Im Studienjahr 2011 begannen 16% mehr Erstsemester ein Studium

Statistisches Bundesamt (Destatis)Im Studienjahr 2011 (Sommersemester 2011 und Wintersemester 2011/2012) nahmen nach ersten vorläufigen Ergebnissen 515 800 Studienanfänger und -anfängerinnen ein Studium an Hochschulen in Deutschland auf. Wie das Statistisches Bundesamt (Destatis) weiter mitteilt, stieg die Zahl der Erstsemester damit im Vergleich zu 2010 um 16 %. Die Zahl der männlichen Studienanfänger nahm mit + 23 % deutlich stärker zu als die der weiblichen mit + 9 %.

Die Studienanfängerquote, das heißt der Anteil der Studienanfänger und -anfängerinnen an der gleichaltrigen Bevölkerung, lag im Studienjahr 2011 bei 55 %. Gegenüber dem Vorjahr entspricht das einer Zunahme von 10 Prozentpunkten. Sowohl der starke Anstieg der Zahl der Studienanfänger als auch der Studienanfängerquote sind zum großen Teil auf die doppelten Abiturientenjahrgänge in Bayern und Niedersachsen sowie auf die Aussetzung der Wehrpflicht zurückzuführen.
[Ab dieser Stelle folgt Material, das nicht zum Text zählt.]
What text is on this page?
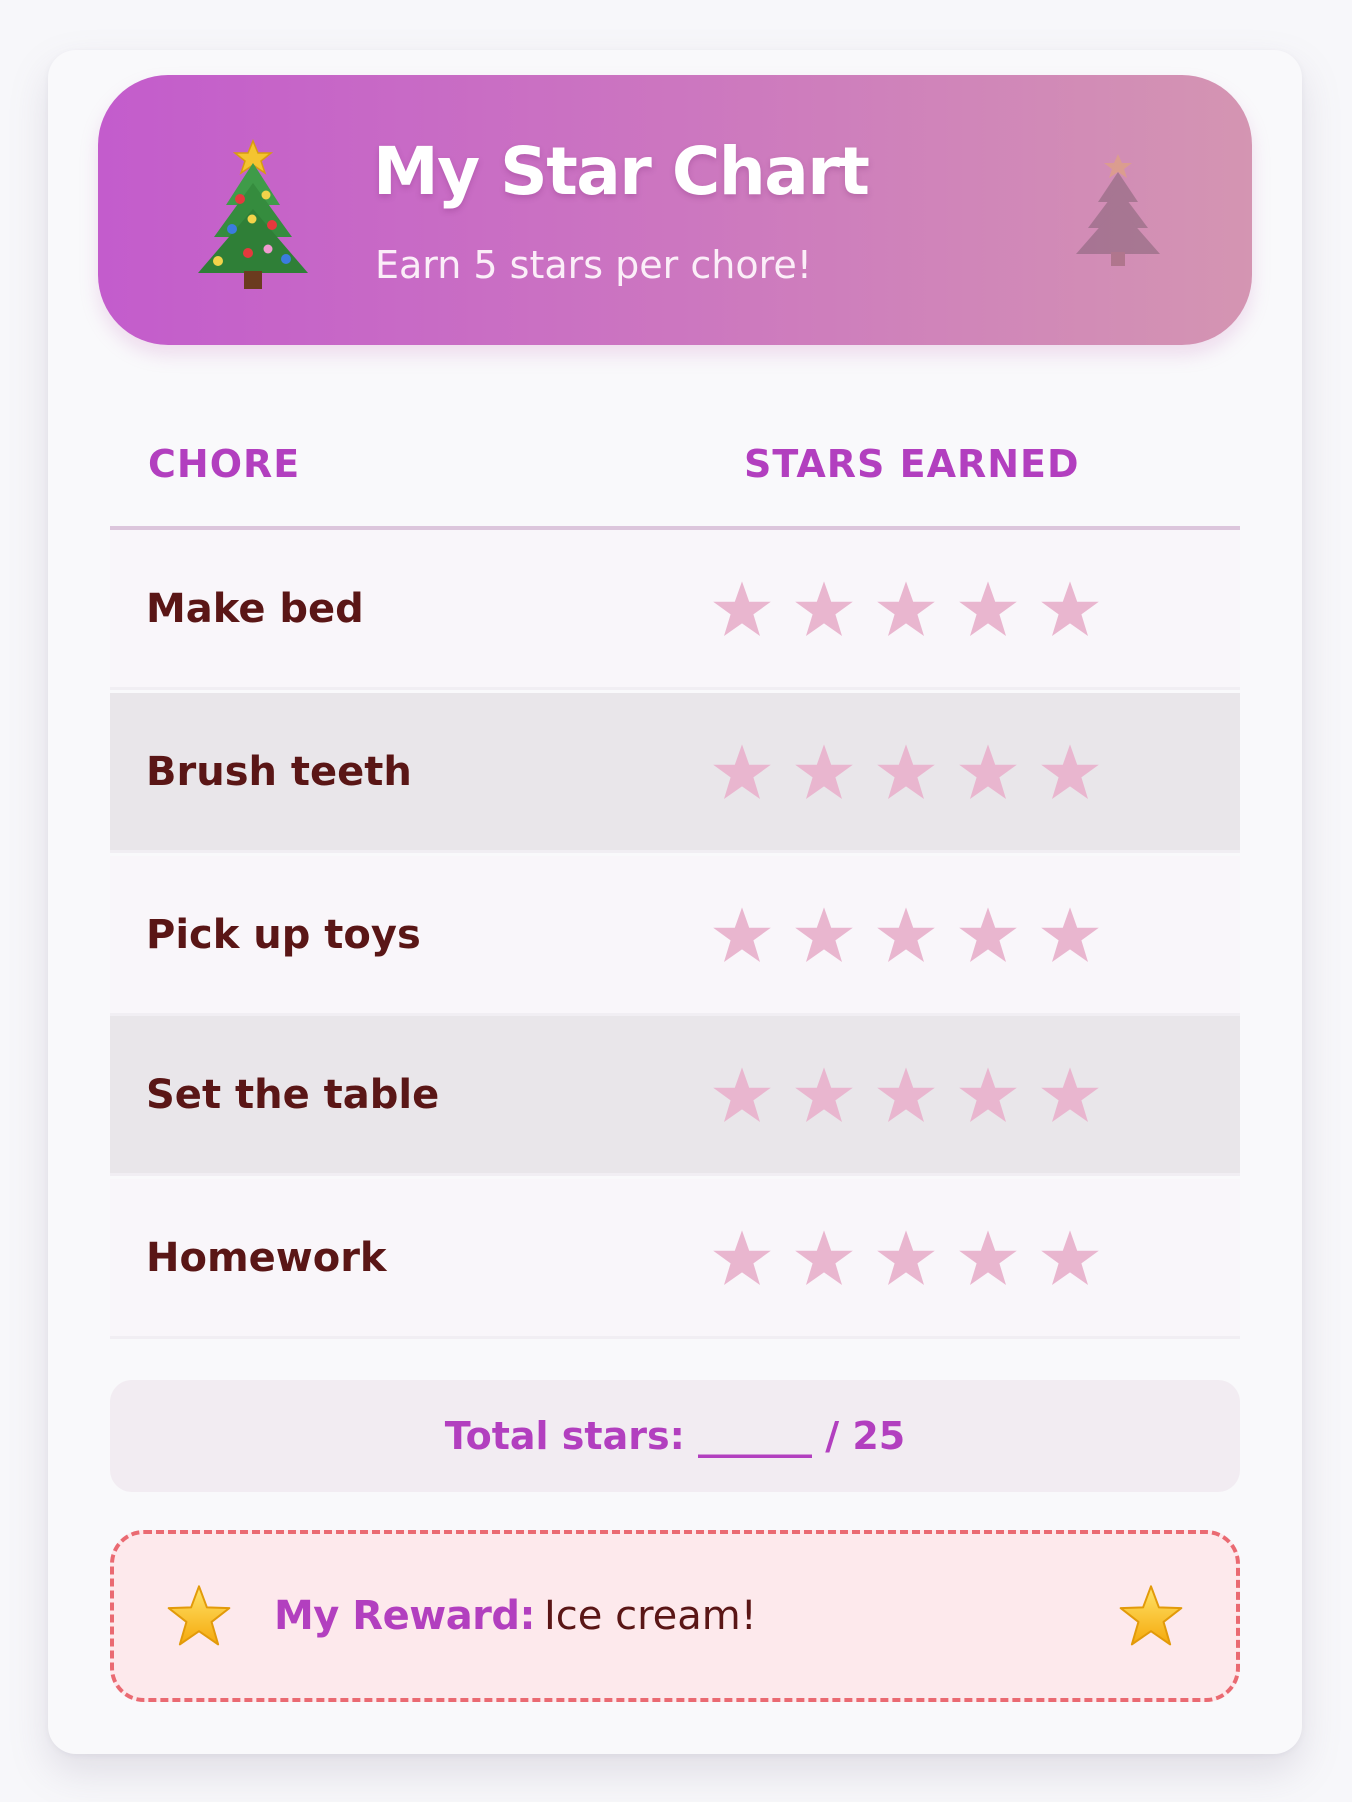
My Star Chart
Earn 5 stars per chore!
CHORE	STARS EARNED
Make bed
Brush teeth
Pick up toys
Set the table
Homework
Total stars: ______ / 25
My Reward: Ice cream!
Deutlich mehr Studierende begannen ein Studium in Bayern (+ 32 %) sowie in Nordrhein-Westfalen (+ 22 %) und Niedersachsen (+ 19 %). Die Zahl der Studienanfänger und -anfängerinnen in Brandenburg, dem Saarland und Thüringen blieb hingegen nahezu konstant.

Für vier ausgewählte technisch orientierte Studienbereiche liegen Informationen über die Studierenden vor, die 2011 ein entsprechendes Fachstudium aufnahmen. Rund 58 600 Studierende begannen im ersten Fachsemester ein Studium in Maschinenbau/Verfahrenstechnik (+ 21 %). 48 400 schrieben sich erstmalig im Studienbereich Informatik (+ 18 %) ein, 26 400 in Elektrotechnik (+ 22 %) und 17 900 im Bereich Bauingenieurwesen (+ 23 %).

Im Wintersemester 2011/2012 liegt die Anzahl der Studierenden an den Hochschulen mit rund 2,4 Millionen um knapp 8 % über dem Stand des vorhergehenden Wintersemesters. An Universitäten oder vergleichbaren Hochschulen sind 1,6 Millionen (67 %), an Fach- sowie Verwaltungsfachhochschulen 0,8 Millionen (33 %) Studierende immatrikuliert.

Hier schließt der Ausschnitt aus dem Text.